On June 22, 2001, Kuhl was nominated by President George W. Bush to a seat on the United States Court of Appeals for the Ninth Circuit vacated by Judge James R. Browning, who had taken senior status in 2000. Her nomination was not processed during the 107th Congress.

In the 2002 midterm congressional elections, the Republicans regained control of the Senate. During the new 108th Congress, Senator Orrin Hatch, the new Republican chairman of the Senate Judiciary Committee, began to process previously blocked judicial nominees. California's two Democratic senators, Dianne Feinstein and Barbara Boxer, announced their opposition to Kuhl's nomination. Contrary to the blue slip system, Hatch gave Kuhl a hearing and passed her out of committee.
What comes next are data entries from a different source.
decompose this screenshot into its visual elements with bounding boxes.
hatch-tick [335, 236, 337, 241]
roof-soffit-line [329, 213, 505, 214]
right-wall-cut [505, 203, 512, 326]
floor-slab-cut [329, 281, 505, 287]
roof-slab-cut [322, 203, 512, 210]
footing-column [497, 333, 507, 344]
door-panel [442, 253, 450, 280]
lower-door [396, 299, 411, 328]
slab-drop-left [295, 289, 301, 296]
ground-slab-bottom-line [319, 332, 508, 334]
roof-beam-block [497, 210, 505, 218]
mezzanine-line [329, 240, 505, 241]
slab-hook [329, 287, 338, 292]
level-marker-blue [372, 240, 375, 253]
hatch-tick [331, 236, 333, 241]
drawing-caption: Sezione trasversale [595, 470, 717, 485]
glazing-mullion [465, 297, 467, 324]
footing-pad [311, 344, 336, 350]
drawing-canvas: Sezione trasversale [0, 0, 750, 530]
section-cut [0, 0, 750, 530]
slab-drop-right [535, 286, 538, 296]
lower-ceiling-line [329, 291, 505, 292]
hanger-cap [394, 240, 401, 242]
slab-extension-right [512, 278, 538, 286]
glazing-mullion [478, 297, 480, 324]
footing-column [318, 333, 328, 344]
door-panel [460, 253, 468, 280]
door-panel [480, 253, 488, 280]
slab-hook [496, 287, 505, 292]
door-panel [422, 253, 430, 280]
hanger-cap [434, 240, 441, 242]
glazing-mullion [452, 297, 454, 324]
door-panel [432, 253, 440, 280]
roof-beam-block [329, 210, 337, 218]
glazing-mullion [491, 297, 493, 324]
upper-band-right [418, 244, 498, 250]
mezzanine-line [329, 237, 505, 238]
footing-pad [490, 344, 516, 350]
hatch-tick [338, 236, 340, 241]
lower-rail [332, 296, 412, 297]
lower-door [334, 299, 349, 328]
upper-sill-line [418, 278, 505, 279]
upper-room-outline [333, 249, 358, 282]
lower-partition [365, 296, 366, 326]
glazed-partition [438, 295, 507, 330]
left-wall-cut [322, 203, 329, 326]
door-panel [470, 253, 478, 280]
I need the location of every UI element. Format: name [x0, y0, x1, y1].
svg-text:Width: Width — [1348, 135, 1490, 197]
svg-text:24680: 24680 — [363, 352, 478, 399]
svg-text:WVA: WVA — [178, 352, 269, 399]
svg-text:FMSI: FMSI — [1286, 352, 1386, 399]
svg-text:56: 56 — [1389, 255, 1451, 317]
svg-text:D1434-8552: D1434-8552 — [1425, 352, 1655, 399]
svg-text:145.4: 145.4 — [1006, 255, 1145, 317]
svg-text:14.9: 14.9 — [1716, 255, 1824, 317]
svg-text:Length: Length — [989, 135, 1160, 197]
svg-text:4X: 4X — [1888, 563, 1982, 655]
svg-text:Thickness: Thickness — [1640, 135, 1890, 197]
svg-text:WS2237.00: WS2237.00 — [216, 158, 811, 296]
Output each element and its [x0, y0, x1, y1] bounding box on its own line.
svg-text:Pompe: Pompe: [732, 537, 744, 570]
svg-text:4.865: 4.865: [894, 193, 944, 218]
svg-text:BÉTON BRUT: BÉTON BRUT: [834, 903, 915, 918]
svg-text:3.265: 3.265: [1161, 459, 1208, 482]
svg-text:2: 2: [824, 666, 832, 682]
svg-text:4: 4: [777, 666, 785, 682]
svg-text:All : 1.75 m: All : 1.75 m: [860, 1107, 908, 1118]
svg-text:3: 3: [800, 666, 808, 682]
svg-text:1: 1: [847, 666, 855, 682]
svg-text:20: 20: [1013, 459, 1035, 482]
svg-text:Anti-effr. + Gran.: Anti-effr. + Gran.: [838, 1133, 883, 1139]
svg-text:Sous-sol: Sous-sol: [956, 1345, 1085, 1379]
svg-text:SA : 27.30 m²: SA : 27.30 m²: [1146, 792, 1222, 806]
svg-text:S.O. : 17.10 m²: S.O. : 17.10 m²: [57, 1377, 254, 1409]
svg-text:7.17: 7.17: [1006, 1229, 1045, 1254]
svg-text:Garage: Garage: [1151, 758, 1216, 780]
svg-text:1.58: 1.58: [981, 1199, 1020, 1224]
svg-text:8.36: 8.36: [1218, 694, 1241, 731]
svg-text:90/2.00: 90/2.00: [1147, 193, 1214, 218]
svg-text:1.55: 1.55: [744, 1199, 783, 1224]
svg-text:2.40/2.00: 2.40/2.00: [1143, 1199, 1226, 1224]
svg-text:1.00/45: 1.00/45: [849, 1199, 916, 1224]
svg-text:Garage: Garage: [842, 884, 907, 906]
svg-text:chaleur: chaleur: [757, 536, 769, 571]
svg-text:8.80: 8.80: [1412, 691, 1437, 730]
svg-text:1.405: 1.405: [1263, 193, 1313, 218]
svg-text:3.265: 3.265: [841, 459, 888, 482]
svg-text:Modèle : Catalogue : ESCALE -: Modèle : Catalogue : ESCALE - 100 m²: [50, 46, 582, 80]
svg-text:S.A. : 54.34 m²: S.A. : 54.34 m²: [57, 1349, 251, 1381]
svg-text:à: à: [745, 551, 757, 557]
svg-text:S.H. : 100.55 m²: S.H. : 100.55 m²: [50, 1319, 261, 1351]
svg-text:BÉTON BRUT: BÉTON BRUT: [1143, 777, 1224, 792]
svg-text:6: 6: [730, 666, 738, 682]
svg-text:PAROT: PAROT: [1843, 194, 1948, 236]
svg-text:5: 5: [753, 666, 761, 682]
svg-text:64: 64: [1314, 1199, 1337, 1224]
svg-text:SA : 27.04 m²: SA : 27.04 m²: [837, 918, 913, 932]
Kuhl's nomination was filibustered on November 14, 2003, when the Senate failed to end debate with a 53–43 cloture vote, which fell seven votes shy of the 60 needed to overcome the filibuster. In December 2004, Kuhl withdrew her nomination. In 2006, new Bush nominee Sandra Segal Ikuta was confirmed to the seat to which Kuhl had originally been nominated.

=== California judiciary ===
On May 26, 2006, Chief Justice Ronald M. George of the California Supreme Court appointed Kuhl to the Judicial Council of California, the constitutional policy-making body of the California courts. Kuhl has also served as a member of the Advisory Committee on Civil Jury Instructions and Collaborative Court-County Working Group on Enhanced Collections. Additionally, she was a member of the Governing Committee for the Center for Judicial Education and Research (CJER).

In October 2012, Kuhl was elected to the post of assistant presiding judge of the court for 2013 and 2014, defeating Judge Dan T. Oki. By court tradition, she served her two-year term as assistant presiding judge and then ran unopposed for the post of presiding judge for 2015 and 2016.

In 1995, Kuhl became a judge on the Superior Court of California for the County of Los Angeles. In 2026, Kuhl presided over K.G.M. v. Meta et al., which has been described as a bellwether trial for personal injury claims against social media companies.

=== Law reform work ===
Kuhl was elected to the American Law Institute in October 1988 and was elected to the ALI Council in May 2012. She served as an Adviser on the Principles of the Law of Aggregate Litigation project, and continues to serve as an Adviser on Principles of Government Ethics and the Restatement Third, the Law of Consumer Contracts.

==Personal life==
Kuhl lives with her two daughters and her husband, William Highberger, who is also a judge on the Los Angeles County Superior Court.